The billionaire-based thesis of iBillionaire has reached a new level. The Latin American-born startup has launched the iBillionaire Index, which commenced calculation and distribution on the New York Stock Exchange this week.
The iBillionaire Index (BILLION) measures and monitors the investment portfolios of those who have, over time, reaped the greatest rewards from the stock market: financial billionaires. It follows figures like Warren Buffett, Carl Icahn, George Soros and Daniel Loeb and provides investors an effective and efficient way to follow the smart money.
The iBillionaire name sound familiar? It should. The brainchild of Ecuadorian entrepreneur Raul Moreno (formerly of Kinetik) and Dineromail co-founder Alejandro Estrada, iBillionaire was initially released as an iPhone app in April. It was released for the web in August, at which time Moreno reflected on the democratizing nature of the product: “The billionaire’s data is finally available for everyone, in an easy to understand, and actionable format.”
It’s not often that a startup makes such a leap from tech to finance. How have they managed to do it? Moreno explained in an interview with PulsoSocial today:
We see ourselves as a tech company that provides investment solutions that are performance-driven, cost-efficient, and powered by technology. A lot of what we do today in iBillionaire could not have been done a few years ago. For example, after college about eight years ago, I started working at wealth management firm. Today, we send out real-time price alerts to our users on their phones. That sounds easy now, but eight years ago, even four, it would have been impossible.
Technology has been essential for iBillionaire to back-test its strategy in order to provide evidence of its thesis that tracking billionaire portfolios works. In going over a decade of data, its software has accomplished in a matter of weeks what would have likely taken over a year to do in Excel.

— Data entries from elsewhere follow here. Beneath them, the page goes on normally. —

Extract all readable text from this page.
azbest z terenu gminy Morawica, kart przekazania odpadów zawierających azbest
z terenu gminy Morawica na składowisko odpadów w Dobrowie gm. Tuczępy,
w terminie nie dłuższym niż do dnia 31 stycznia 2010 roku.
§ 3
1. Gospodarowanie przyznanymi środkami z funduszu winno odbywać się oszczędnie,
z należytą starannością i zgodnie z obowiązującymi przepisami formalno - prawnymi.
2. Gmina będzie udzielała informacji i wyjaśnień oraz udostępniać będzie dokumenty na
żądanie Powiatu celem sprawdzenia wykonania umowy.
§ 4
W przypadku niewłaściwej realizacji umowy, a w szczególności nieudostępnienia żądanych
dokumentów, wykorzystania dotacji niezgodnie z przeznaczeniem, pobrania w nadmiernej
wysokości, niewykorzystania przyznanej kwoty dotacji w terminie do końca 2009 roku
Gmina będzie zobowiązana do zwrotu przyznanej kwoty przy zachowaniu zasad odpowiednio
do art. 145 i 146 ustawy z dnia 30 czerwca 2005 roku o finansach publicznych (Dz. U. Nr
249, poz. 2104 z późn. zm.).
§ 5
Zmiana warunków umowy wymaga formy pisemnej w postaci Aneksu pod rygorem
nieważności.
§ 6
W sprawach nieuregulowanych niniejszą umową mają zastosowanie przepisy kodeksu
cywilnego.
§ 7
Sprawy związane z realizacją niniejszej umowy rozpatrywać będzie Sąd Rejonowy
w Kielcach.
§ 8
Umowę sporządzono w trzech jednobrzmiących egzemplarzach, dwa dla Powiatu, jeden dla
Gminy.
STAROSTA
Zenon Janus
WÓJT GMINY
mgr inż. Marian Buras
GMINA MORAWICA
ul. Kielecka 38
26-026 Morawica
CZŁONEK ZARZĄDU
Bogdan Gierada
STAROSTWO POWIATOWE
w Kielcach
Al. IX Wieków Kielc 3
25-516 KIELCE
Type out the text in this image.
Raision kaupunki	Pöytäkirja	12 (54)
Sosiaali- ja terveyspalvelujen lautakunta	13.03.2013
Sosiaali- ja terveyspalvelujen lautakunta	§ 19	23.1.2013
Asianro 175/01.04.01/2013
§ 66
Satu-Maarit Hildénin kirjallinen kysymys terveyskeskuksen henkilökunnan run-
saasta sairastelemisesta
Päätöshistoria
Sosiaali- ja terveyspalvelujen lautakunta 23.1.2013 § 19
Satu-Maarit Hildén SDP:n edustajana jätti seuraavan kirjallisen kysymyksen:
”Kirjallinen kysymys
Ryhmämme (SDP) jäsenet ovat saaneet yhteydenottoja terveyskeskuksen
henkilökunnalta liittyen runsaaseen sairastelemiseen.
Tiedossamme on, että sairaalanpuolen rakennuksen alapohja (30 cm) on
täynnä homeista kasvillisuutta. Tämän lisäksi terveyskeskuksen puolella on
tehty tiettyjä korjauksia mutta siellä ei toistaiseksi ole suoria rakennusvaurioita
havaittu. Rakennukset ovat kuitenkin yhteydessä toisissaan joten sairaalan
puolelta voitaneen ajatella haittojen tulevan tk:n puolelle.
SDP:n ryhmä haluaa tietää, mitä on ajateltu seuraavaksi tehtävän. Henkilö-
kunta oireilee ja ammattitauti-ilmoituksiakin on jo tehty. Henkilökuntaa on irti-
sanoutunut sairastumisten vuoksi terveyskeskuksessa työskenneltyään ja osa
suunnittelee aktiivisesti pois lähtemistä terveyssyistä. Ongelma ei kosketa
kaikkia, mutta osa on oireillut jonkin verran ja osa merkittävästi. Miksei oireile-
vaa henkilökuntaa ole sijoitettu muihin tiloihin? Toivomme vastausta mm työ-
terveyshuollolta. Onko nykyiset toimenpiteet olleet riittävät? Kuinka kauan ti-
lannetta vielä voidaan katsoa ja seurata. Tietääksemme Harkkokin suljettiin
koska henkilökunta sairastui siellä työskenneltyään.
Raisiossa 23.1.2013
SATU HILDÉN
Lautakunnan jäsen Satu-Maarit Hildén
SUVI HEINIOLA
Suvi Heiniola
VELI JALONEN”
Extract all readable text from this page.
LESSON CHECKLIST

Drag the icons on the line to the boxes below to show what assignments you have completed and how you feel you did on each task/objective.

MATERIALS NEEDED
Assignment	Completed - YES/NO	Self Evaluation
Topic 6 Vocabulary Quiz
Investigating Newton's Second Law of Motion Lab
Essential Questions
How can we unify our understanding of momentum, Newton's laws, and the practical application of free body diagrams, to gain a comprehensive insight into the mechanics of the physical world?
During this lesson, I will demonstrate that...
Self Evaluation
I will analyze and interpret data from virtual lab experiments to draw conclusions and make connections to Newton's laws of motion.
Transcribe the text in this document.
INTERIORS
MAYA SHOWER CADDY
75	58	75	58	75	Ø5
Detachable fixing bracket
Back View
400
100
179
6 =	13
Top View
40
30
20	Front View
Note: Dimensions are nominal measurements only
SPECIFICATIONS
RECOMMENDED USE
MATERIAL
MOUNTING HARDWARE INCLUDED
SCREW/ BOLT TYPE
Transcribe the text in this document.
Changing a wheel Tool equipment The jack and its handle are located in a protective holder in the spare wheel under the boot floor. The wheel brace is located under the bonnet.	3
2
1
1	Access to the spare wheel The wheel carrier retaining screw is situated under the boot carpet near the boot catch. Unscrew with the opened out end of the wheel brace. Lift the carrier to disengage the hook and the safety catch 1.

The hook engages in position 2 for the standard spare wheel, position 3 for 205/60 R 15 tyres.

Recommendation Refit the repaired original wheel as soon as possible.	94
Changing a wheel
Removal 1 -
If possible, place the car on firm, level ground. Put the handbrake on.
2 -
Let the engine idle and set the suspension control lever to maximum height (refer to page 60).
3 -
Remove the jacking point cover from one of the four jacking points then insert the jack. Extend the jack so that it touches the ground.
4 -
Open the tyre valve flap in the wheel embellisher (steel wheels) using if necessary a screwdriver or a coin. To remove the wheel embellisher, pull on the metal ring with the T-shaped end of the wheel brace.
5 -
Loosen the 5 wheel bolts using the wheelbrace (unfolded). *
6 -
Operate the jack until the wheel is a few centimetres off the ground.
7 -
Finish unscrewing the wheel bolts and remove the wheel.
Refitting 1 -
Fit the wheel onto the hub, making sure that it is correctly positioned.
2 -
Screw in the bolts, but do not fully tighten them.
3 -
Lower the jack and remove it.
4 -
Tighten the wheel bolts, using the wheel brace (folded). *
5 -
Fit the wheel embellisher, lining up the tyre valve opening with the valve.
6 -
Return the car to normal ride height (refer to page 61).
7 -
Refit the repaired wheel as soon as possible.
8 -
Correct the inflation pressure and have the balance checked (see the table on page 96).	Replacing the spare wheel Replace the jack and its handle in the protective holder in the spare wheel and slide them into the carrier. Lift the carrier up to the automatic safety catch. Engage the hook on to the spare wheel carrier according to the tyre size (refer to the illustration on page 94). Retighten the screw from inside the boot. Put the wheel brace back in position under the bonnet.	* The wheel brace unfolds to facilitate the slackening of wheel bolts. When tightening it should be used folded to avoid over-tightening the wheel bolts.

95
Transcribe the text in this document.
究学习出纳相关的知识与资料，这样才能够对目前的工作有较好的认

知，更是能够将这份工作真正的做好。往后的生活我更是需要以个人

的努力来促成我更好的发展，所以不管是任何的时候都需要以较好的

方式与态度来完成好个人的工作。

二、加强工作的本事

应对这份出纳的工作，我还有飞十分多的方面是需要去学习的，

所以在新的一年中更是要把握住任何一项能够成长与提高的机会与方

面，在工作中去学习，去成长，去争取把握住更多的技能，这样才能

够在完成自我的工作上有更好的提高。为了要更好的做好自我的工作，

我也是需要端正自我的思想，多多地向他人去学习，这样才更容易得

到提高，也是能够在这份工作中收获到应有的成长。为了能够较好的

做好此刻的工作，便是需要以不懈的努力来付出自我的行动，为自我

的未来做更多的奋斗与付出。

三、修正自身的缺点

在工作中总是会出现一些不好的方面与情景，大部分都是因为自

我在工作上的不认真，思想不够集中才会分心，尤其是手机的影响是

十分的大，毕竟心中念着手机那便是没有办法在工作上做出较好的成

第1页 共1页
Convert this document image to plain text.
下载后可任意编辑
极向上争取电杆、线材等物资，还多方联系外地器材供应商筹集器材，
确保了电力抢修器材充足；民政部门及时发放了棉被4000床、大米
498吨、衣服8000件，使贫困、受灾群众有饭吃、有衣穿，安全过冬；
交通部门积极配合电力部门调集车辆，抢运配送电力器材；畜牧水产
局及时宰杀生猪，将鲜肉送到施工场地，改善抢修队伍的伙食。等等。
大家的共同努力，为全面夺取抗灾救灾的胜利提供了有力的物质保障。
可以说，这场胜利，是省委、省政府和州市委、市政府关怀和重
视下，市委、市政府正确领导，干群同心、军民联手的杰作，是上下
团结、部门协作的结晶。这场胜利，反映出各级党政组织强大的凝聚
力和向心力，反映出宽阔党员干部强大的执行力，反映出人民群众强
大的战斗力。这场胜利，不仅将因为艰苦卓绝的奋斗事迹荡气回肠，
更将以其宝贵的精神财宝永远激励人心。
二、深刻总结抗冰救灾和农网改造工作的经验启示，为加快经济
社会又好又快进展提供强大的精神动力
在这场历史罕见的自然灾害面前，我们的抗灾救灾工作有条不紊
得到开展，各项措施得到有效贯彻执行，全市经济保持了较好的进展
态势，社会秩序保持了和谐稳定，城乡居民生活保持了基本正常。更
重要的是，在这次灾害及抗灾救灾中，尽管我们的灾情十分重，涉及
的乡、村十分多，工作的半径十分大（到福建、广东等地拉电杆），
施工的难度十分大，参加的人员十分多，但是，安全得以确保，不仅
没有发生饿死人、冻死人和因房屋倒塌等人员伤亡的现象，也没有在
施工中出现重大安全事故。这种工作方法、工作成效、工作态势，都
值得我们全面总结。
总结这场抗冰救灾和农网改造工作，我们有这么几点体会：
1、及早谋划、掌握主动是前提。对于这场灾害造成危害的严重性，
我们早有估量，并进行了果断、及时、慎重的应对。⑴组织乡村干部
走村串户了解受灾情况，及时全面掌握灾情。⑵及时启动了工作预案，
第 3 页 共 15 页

And the results of its experiments have been extremely promising: US$10,000 invested in the iBillionaire Index in 2005 would be worth US$24,254 today, as composed to US$14,018 with the S&P 500. In other words, the iBillionaire Index would have outperformed the S&P 500 by nearly 90% over the past eight years.
While the transition from app to index may seem like an odd one, it has always been part of the iBillionaire playbook. “The index was always in the plan, and I think it was a natural step for us,” Moreno remarked. “Finance is about investing, so we knew we had to be more than an information portal. Sometimes, I compare us to a newspaper. We want to be more than a site with information, selling ads about what apartments to buy in the classifieds. We want to be the newspaper and have the classifieds, and we also want to build and sell the homes listed.”
The iBillionaire team won’t be stopping here, either. They’re also planning on an ETF (exchange-traded fund) so that “users will not only be able to learn what billionaires are buying, but invest like them as well.”
While Moreno has moved to New York City to grow iBillionaire from there, much of his team remains in Latin America – specifically, Argentina. The startup currently has two software developers based in Buenos Aires and is currently hiring iOS and Python developers in the city as well.
“I think New York is a great city if you are in finance and technology. I cannot think of a better place, to be honest,” Moreno said. However, he also acknowledged that being from abroad poses its challenges:
There are some challenges as a Latin American – Ecuadorian, to be more precise, I don’t know if all countries have the same issues. The main one is the visa. It’s just a costly, time-consuming process. Second is cost in general. It really is twice as expensive to operate in New York as it is in Buenos Aires, for example. Our development is and will remain in Buenos Aires, and we plan to grow our sales team in New York for the ETF. I think is very important to be where your clients are. You need to understand how they live and think.
The combination of human and digital elements is an essential piece of the iBillionaire puzzle. “I think it’s always good to have humans check the data – and make sense of it. More importantly, we want to provide our community of investors a human touch,” Moreno explained, adding, “Everything we do has been conceived for a generation that works and plays online.”
In the wake of its launch, iBillionaire has spurred an enormous amount of buzz in the media and the financial community as a whole – not an everyday occurrence for most Latin American endeavors.
The iBillionaire Index officially announced its launch on CNBC on Wednesday and caught the attention of big-name publications like Forbes and the Los Angeles Times. Reporter Frank Martin analyzed the product, acknowledging both pros and cons:
The returns are hard to argue with. Though 13F filings are notoriously backward-looking—the purchase disclosure can take place more than a month after the stock buy—the iBillionaire Index is based on buying at the time of disclosure. It has managed to rack up strong gains, however, so even buying and selling later than billionaires appears to be profitable.
But billionaires have completely different time horizons, risk tolerances and financial tools. They can afford to lose big. And they’re investing for decades and even generations, while most people need their money for retirement.
The iBillionaire Index is composed of the top 30 large-cap equities listed on the S&P 500 in which financial billionaires have allocated the most funds, providing ample trading liquidity, a well-known benchmark, and better results to equity indexation than capitalization-weighted indices. It is distributed to market participants and vendors throughout the trading day, including Google Finance, Yahoo Finance, Bloomberg and MorningStar.